Apple Pay is just the beginning, and Americans seem to want it that way
As I predicted in 2014, a Harris Poll claims almost two-thirds of U.S. people (and over 80% of those 18-34) would consider purchasing or applying for financial products from a tech company instead of a traditional financial services provider.
The transformation of banking
There’s a wave of statistics in the Harris report, which shows the great extent to which traditional financial services providers have lost touch with their customers:
- 81% of Americans ages 18 to 34 would consider purchasing or applying for a financial product from a tech company instead of a bank/credit union (64% among general population).
- 72% of Americans agree that tech companies such as Google, Apple, Amazon and Facebook entering financial services would threaten smaller banks and credit unions.
- 58% would allow tech companies such as Apple, Amazon, Facebook and Google to use their spending data (that figure leaps to 75% for those ages 18 to 34).
- 36 percent would allow spending data to be used to prevent fraud
- 32 percent would allow spending data to be used to offer discounts
- 27 percent would allow spending data to be used to make managing their money faster/easier.
- 64% believe that if Big Tech competed head-to-head with banks and credit unions, financial products would improve.
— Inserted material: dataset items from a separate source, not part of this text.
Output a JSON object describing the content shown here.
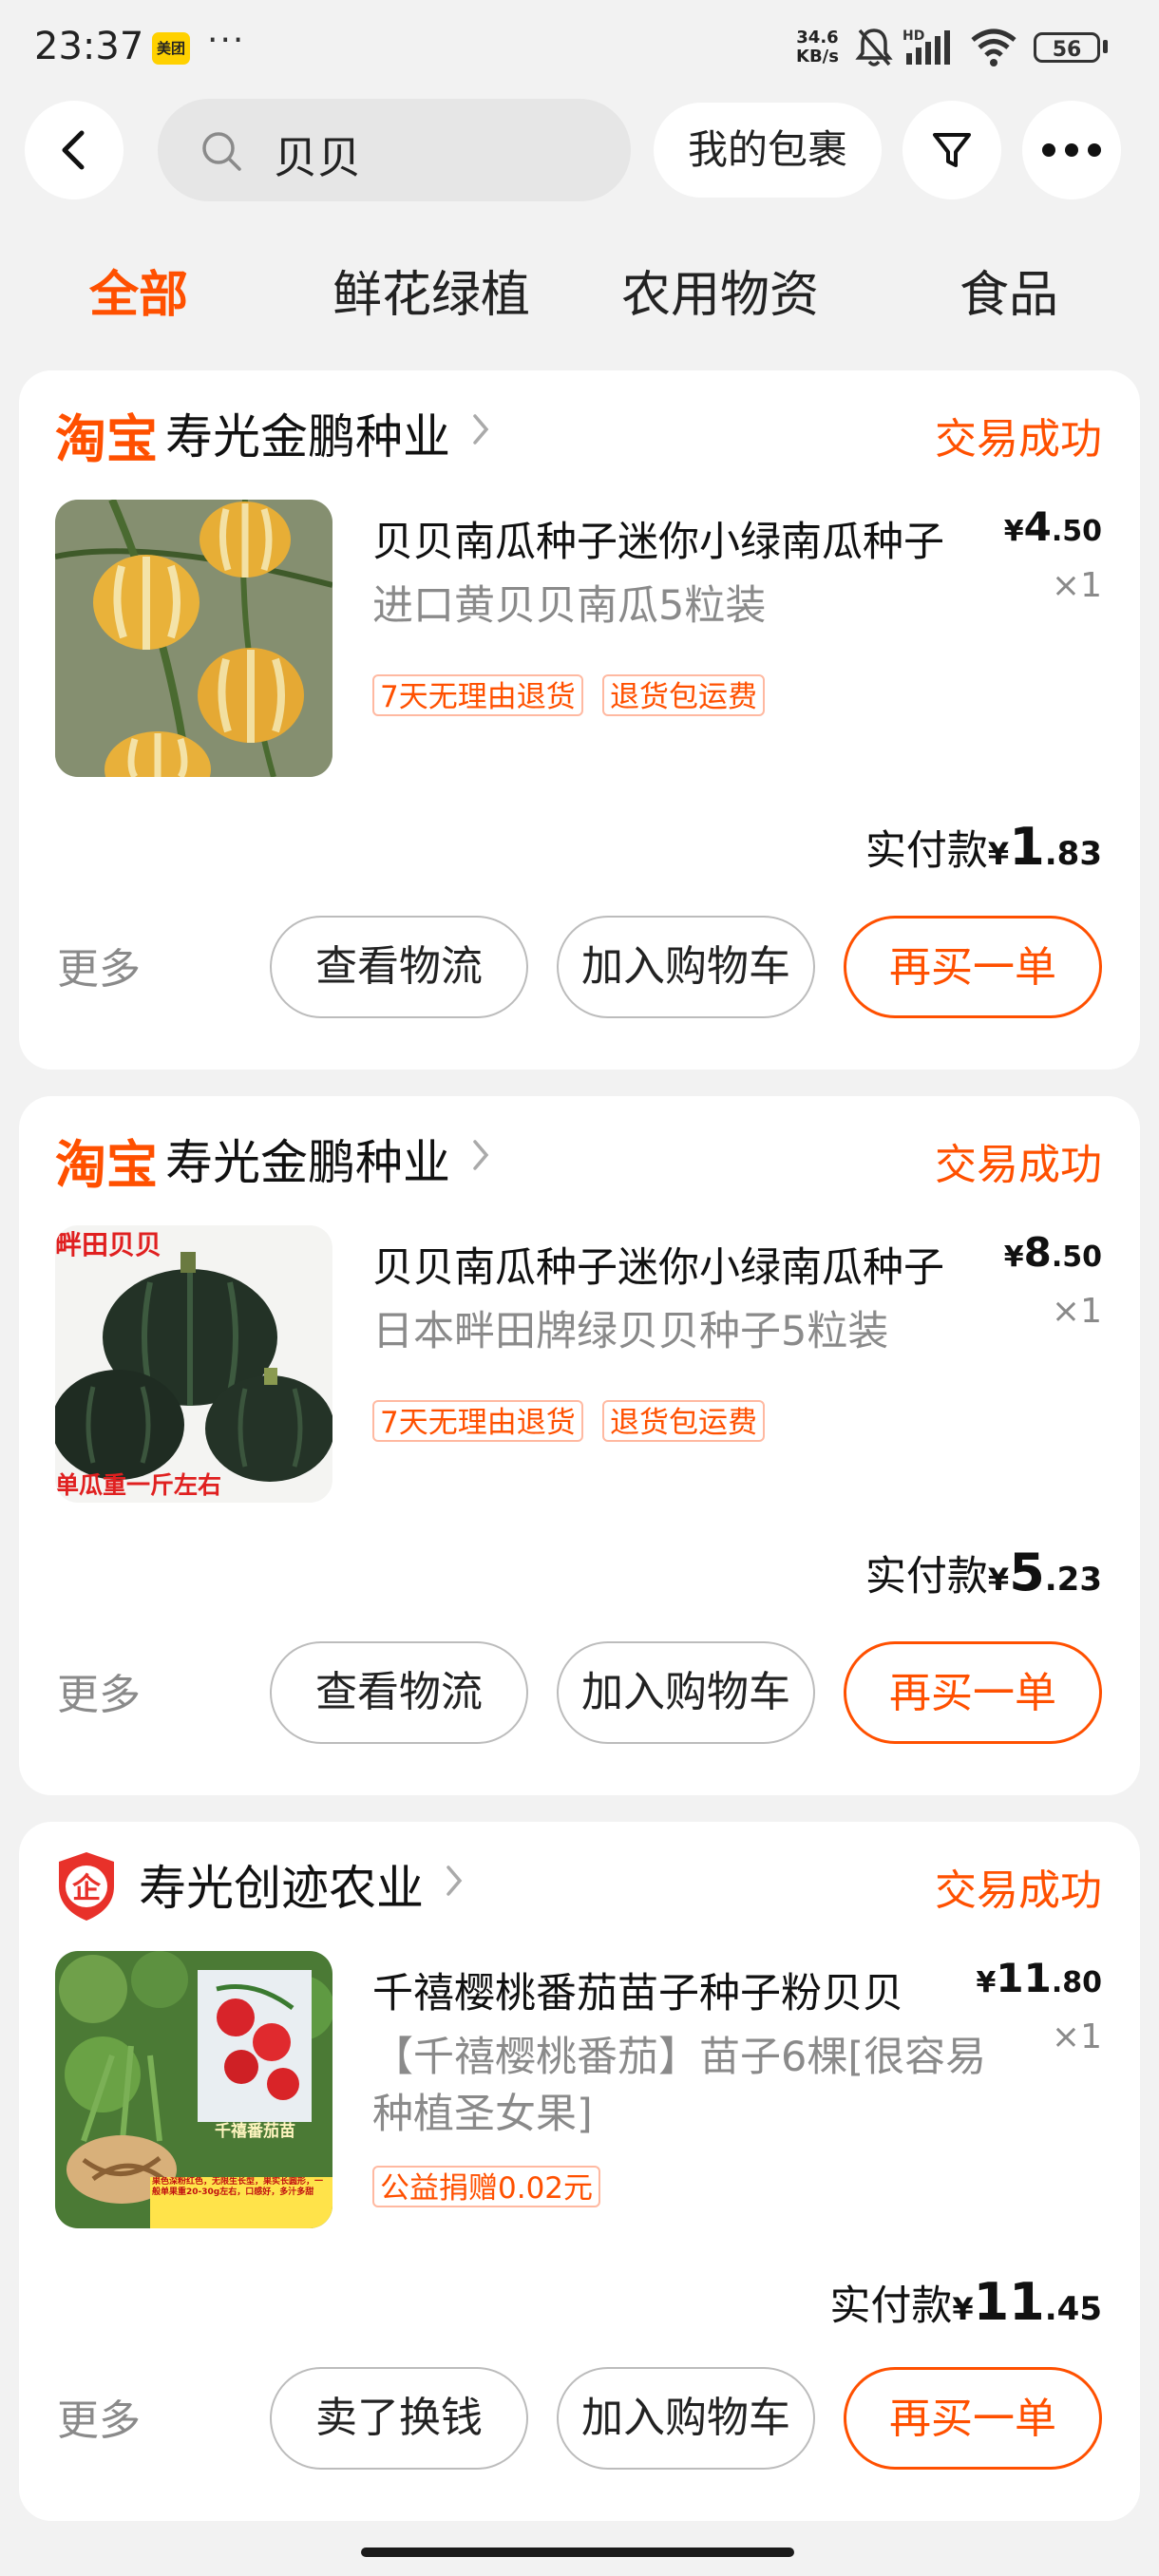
{
  "status_bar": {
    "time": "23:37",
    "app_badge": "美团",
    "more_dots": "···",
    "net_speed_value": "34.6",
    "net_speed_unit": "KB/s",
    "signal_label": "HD",
    "battery": "56"
  },
  "header": {
    "search_text": "贝贝",
    "my_parcel": "我的包裹"
  },
  "tabs": [
    {
      "label": "全部",
      "active": true
    },
    {
      "label": "鲜花绿植",
      "active": false
    },
    {
      "label": "农用物资",
      "active": false
    },
    {
      "label": "食品",
      "active": false
    }
  ],
  "orders": [
    {
      "platform": "淘宝",
      "shop": "寿光金鹏种业",
      "status": "交易成功",
      "title": "贝贝南瓜种子迷你小绿南瓜种子",
      "sku": "进口黄贝贝南瓜5粒装",
      "price_yen": "¥",
      "price_int": "4",
      "price_dec": ".50",
      "qty": "×1",
      "tags": [
        "7天无理由退货",
        "退货包运费"
      ],
      "paid_label": "实付款",
      "paid_yen": "¥",
      "paid_int": "1",
      "paid_dec": ".83",
      "more": "更多",
      "buttons": [
        "查看物流",
        "加入购物车",
        "再买一单"
      ]
    },
    {
      "platform": "淘宝",
      "shop": "寿光金鹏种业",
      "status": "交易成功",
      "title": "贝贝南瓜种子迷你小绿南瓜种子",
      "sku": "日本畔田牌绿贝贝种子5粒装",
      "image_text_top": "畔田贝贝",
      "image_text_bottom": "单瓜重一斤左右",
      "price_yen": "¥",
      "price_int": "8",
      "price_dec": ".50",
      "qty": "×1",
      "tags": [
        "7天无理由退货",
        "退货包运费"
      ],
      "paid_label": "实付款",
      "paid_yen": "¥",
      "paid_int": "5",
      "paid_dec": ".23",
      "more": "更多",
      "buttons": [
        "查看物流",
        "加入购物车",
        "再买一单"
      ]
    },
    {
      "platform_badge": "企",
      "shop": "寿光创迹农业",
      "status": "交易成功",
      "title": "千禧樱桃番茄苗子种子粉贝贝",
      "sku": "【千禧樱桃番茄】苗子6棵[很容易种植圣女果]",
      "image_label": "千禧番茄苗",
      "image_caption": "果色深粉红色，无限生长型，果实长圆形，一般单果重20-30g左右，口感好，多汁多甜",
      "price_yen": "¥",
      "price_int": "11",
      "price_dec": ".80",
      "qty": "×1",
      "tags": [
        "公益捐赠0.02元"
      ],
      "paid_label": "实付款",
      "paid_yen": "¥",
      "paid_int": "11",
      "paid_dec": ".45",
      "more": "更多",
      "buttons": [
        "卖了换钱",
        "加入购物车",
        "再买一单"
      ]
    }
  ],
  "colors": {
    "accent": "#ff5000",
    "background": "#f2f2f2",
    "card": "#ffffff",
    "muted_text": "#8a8a8a"
  }
}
- Those between the ages of 18 and 44 would consider purchasing or applying for a financial product from a tech company because:
- They provide products that are more convenient to use (35%)
- Have tools to make it easier to stay on top of budget/spending (30%)
- Have better technology/digital features (28%).
- 74% of Americans agree tech companies are more likely to sell an individual’s personal financial data than traditional financial services providers.
Tech firms have the advantage
The bottom line has to be that tech firms are in the cat bird seat to cherry pick the profitable businesses of existing banking providers.
And, given in some nations we’ve experienced a decade of austerity and collapsing public services on account of shoring those banks up in the first place, I don’t think anyone cares.
We already know technology is disrupting the sector. Just look at the rapid growth in Apple Pay transactions, the success of Apple Card and the swift evolution of brand new fintech providers such as Revolut for proof of this.
Now, I do speak to people from different industries, including banking, and I frequently hear them scoff at the idea Apple or anyone else can eat their lunch, arguing that their sector already employs more developers than tech.
Perhaps that’s true, but do they work with user experience engineers? And can these heavily regulated industries move as fast as tech industry players?
Of course, the risk is that as financial services move into the control of less well regulated players, then some difficulties could emerge.
But a company like Apple could easily put its brand around traditional banking services. I mean, it already has with Apple Pay and Apple Card. Apple Health Insurance and Apple Fit seem viable next steps.
It has a chance to move.
And we bring the young
The research was paid for by Ondot Systems, a California-based payments fintech that serves 4,500 financial institutions.
Vaduvur Bharghavan, CEO of Ondot Systems said:“Americans – especially younger ones – are receptive to new financial services offerings from technology companies, and smaller banks and credit unions are especially vulnerable.”
“Technology companies have spent years and billions of dollars designing customer-centric platforms that deliver an easy user experience, Apple Card’s instant issuance feature being a recent example,” said Bharghavan. “As a result, consumers have incredibly high expectations of the companies with which they do business, including financial institutions.”
However, there is still reluctance around personal data, with 74% of Americans agreeing that tech companies are more likely to sell an individual’s personal financial data than traditional financial services providers.
The survey was conducted online within the United States by The Harris Poll on behalf of Ondot Systems from Jan. 28-30, 2020, among 2,010 U.S. adults ages 18 and older.
Now you can take or leave this information, but it seems pretty clear that the established order of business has changed forever and will be very hard to put back into place.